50% of the assets and no good reason to depart from equality
Neither post-separation endeavour nor special contribution amounted to a good reason for the court to order a departure from equality in favour of the husband. The case provided a helpful analysis of the current state of the law with regard to these concepts and demonstrated the high hurdles which a generator of wealth must clear when making these arguments. The court is understandably reluctant to discriminate against a party because of their marital role.

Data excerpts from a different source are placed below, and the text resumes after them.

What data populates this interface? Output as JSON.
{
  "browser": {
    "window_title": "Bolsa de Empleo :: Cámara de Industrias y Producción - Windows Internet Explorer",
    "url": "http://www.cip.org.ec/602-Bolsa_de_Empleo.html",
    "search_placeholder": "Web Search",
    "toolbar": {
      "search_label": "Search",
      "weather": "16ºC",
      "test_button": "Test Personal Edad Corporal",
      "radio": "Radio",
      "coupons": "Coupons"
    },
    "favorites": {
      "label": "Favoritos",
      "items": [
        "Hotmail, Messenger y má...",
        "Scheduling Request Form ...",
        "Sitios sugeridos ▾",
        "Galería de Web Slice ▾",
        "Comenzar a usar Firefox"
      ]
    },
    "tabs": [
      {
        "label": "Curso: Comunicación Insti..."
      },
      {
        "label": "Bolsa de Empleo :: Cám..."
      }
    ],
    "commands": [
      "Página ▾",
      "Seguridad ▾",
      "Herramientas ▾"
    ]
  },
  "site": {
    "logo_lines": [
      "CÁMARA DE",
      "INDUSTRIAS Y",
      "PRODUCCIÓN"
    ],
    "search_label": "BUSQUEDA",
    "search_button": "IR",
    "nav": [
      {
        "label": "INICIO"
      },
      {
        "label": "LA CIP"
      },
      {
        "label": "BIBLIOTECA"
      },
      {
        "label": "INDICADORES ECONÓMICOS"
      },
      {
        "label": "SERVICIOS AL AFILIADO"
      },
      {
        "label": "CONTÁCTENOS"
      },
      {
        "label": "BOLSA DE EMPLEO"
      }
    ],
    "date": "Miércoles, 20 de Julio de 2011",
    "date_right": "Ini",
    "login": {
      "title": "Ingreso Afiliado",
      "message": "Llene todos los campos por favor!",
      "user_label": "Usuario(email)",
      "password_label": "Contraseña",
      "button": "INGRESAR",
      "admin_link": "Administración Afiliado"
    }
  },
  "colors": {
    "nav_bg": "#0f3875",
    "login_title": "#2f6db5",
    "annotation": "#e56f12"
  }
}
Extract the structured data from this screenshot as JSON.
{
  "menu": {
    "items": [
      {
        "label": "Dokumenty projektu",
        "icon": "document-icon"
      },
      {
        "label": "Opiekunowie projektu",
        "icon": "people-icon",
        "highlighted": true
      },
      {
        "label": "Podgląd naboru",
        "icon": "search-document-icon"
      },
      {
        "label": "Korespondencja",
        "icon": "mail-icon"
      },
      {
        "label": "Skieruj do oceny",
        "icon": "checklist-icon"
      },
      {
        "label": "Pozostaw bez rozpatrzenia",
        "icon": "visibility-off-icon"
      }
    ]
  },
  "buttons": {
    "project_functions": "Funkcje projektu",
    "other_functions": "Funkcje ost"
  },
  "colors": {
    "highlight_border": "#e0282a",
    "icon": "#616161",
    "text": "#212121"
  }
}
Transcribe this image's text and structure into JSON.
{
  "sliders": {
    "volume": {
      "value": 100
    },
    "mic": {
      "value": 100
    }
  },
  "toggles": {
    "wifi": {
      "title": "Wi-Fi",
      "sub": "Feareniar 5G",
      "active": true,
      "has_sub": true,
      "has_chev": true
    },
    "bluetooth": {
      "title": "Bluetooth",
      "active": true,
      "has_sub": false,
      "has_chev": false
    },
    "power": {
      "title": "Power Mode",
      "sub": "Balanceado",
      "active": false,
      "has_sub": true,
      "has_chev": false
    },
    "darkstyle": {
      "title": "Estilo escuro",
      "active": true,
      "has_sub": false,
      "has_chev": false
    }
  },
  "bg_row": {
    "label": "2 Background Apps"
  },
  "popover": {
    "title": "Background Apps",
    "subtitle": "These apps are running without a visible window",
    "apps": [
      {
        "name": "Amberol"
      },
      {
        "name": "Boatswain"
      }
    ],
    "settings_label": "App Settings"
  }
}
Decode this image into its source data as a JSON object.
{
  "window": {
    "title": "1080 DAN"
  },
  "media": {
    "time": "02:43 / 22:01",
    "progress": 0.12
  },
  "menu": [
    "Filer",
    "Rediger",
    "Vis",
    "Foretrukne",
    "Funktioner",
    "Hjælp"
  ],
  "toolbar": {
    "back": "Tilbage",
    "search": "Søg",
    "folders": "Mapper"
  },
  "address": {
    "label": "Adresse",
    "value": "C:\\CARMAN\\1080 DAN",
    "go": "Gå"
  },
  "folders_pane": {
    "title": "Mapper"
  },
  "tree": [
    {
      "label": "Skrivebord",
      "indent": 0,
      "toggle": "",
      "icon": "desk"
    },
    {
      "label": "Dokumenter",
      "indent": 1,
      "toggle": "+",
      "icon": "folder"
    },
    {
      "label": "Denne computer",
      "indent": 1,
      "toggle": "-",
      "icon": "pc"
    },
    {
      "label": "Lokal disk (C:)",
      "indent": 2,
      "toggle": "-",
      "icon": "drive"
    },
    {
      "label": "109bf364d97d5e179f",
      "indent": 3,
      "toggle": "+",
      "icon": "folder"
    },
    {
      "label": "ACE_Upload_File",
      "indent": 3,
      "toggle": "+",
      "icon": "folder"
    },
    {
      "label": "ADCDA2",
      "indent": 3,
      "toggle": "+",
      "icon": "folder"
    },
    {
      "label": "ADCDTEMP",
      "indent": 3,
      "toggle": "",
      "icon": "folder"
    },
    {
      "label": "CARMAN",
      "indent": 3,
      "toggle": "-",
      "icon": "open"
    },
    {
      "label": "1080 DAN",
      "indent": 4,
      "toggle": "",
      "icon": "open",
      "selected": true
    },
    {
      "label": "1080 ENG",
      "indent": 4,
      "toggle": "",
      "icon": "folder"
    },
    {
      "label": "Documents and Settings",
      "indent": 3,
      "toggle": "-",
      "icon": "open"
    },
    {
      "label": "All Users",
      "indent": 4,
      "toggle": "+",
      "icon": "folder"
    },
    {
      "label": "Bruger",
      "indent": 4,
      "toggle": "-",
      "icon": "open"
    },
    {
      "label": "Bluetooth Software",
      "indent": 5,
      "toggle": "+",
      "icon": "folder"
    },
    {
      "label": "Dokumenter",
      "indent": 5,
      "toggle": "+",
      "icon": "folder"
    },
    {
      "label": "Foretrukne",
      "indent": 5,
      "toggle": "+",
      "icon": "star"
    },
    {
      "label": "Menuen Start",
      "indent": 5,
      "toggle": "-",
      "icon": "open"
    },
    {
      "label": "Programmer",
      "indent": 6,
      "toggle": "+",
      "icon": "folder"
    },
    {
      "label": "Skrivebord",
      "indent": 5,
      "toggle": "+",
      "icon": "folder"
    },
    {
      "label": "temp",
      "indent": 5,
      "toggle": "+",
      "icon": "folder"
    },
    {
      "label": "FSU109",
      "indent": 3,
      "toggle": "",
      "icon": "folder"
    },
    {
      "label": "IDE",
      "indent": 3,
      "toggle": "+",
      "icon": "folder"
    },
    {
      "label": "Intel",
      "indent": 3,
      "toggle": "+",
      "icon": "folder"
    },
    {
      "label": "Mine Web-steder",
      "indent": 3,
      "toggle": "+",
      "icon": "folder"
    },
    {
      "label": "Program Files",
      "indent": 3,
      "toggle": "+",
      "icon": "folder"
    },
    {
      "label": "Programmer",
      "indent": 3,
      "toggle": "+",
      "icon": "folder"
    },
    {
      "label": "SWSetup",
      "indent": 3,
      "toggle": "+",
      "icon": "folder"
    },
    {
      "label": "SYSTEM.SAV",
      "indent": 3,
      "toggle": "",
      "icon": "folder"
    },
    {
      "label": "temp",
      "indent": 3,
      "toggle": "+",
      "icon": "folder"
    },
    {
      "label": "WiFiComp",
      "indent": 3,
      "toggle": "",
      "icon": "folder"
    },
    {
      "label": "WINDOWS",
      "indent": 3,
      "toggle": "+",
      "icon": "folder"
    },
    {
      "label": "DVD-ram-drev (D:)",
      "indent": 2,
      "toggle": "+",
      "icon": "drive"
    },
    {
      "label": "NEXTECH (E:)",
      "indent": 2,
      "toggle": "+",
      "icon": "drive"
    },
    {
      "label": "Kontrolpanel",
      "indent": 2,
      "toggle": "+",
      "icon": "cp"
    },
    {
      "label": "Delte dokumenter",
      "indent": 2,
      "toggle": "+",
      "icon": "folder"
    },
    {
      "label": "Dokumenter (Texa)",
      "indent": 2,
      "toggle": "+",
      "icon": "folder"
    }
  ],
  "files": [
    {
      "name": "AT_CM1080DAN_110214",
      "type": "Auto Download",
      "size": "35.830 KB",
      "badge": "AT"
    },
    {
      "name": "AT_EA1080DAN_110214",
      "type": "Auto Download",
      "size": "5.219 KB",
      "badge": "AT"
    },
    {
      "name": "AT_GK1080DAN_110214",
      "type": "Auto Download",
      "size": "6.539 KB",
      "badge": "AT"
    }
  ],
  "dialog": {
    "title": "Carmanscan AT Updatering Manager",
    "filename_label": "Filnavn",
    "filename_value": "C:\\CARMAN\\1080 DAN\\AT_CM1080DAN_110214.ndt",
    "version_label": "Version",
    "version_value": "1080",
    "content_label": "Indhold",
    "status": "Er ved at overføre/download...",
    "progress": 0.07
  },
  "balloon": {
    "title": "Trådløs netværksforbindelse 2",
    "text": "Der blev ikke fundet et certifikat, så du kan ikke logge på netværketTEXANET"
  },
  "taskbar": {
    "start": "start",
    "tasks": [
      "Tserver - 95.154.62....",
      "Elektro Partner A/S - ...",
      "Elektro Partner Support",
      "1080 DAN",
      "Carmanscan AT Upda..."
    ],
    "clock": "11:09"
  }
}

As a result, special contribution appears to have taken a backseat in financial remedy cases, and with the threshold to establish post-separation endeavour increasing, these good reasons appear to be narrowing in their application so it will be particularly interesting to see how they develop (or retreat) in the future. The financial outcome of DR v UG  EWFC 68 echoes the spirit of White and the yardstick of equality and sharing. After 22 years of finding good reasons to depart from equality, it represents a landmark judgment in that it remains to be one of the only reported ‘big money’ cases in which a wife has broken through the ‘glass ceiling’ to acquire a 50% share of the parties’ assets.